Mr. Visuri has over 25 years experience in development and commercialization of medical devices and therapeutics in a variety of environments including industry, start-up, applied research, and academic settings. Steve is currently CEO and co-founder of FloraSeq LLC, a company that is in early stage clinical trials with a microbiota-based drug for treating gastrointestinal diseases. Previously, he was Sr. Director and managed a clinical diagnostic business segment for Hologic Gen-Probe with responsibilities for R&D, marketing, regulatory and business strategy. He led the development and commercialization of seven FDA cleared IVD assays and launched an automated instrument program.
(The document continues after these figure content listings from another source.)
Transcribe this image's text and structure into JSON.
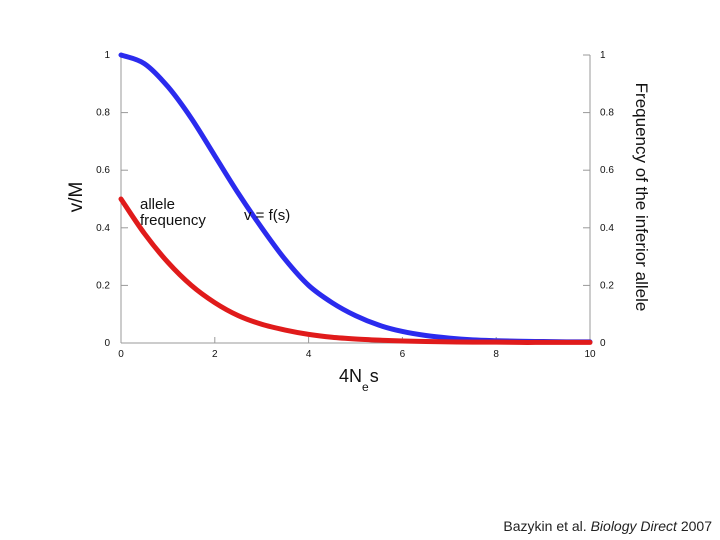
{
  "chart_data": {
    "type": "line",
    "ylabel_left": "v/M",
    "ylabel_right": "Frequency of the inferior allele",
    "xlabel_main": "4N",
    "xlabel_sub": "e",
    "xlabel_tail": "s",
    "xlim": [
      0,
      10
    ],
    "ylim": [
      0,
      1
    ],
    "x_ticks": [
      "0",
      "2",
      "4",
      "6",
      "8",
      "10"
    ],
    "y_ticks": [
      "0",
      "0.2",
      "0.4",
      "0.6",
      "0.8",
      "1"
    ],
    "grid": false,
    "series": [
      {
        "name": "v = f(s)",
        "color": "#2b2bee",
        "x": [
          0,
          0.5,
          1,
          1.5,
          2,
          2.5,
          3,
          3.5,
          4,
          4.5,
          5,
          5.5,
          6,
          6.5,
          7,
          7.5,
          8,
          8.5,
          9,
          9.5,
          10
        ],
        "y": [
          1.0,
          0.97,
          0.89,
          0.78,
          0.65,
          0.52,
          0.4,
          0.29,
          0.2,
          0.14,
          0.095,
          0.062,
          0.04,
          0.026,
          0.017,
          0.011,
          0.008,
          0.006,
          0.005,
          0.004,
          0.004
        ]
      },
      {
        "name": "allele frequency",
        "color": "#e01b1b",
        "x": [
          0,
          0.5,
          1,
          1.5,
          2,
          2.5,
          3,
          3.5,
          4,
          4.5,
          5,
          5.5,
          6,
          6.5,
          7,
          7.5,
          8,
          8.5,
          9,
          9.5,
          10
        ],
        "y": [
          0.5,
          0.38,
          0.28,
          0.2,
          0.14,
          0.095,
          0.065,
          0.045,
          0.03,
          0.02,
          0.014,
          0.01,
          0.007,
          0.005,
          0.004,
          0.003,
          0.003,
          0.002,
          0.002,
          0.002,
          0.002
        ]
      }
    ],
    "annotations": [
      {
        "text": "v = f(s)",
        "series": 0
      },
      {
        "text_line1": "allele",
        "text_line2": "frequency",
        "series": 1
      }
    ]
  },
  "credit": {
    "authors": "Bazykin et al.",
    "journal": "Biology Direct",
    "year": "2007"
  }
}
Prior to Hologic/Gen-Probe, Steve was CSO and VP of Business Development at clinical diagnostics company Prodesse where he played a significant role in the company’s acquisition by Gen-Probe for $72M. Steve started his career in applied research at Lawrence Livermore National Laboratory where he was Scientist and Group Leader responsible for advancement and deployment of technologies in the areas of clinical medicine and national security. Throughout his career in healthcare he gained extensive experience in developing and commercializing devices and therapeutics, IP/licensing, regulatory, quality systems, marketing, and business strategy. He is also active in mentoring and supporting the start-up community in Wisconsin. Steve obtained his BS degree in Electrical Engineering from Marquette University and his MS and PhD degrees in Biomedical Engineering from Northwestern University.

Sandra Maples

Sandra Maples

Human Factors Advisor

With almost 20 years in human factors, Ms. Maples is a customer centric and results-driven leader with a proven track record leading teams in user research, product design and usability testing. In addition to human factors, usability engineering and user experience design, Sandra has experience in program/project management, product management and strategic planning. She has made significant contributions to return on investments and productivity by understanding the human factors, managing customer expectations and motivating successful teams to focus on the users while aligning to the project and business goals. Starting her career in molecular biology and genetics, Sandra has worked in healthcare especially in pharmacy, clinical surveillance and microbiology. She has led human factors projects within various industries including healthcare, government, insurance, utilities and e-commerce. She believes that the success of a product design, go-to-market strategy and launch is by incorporating the user objectives and facilitating change management best practices.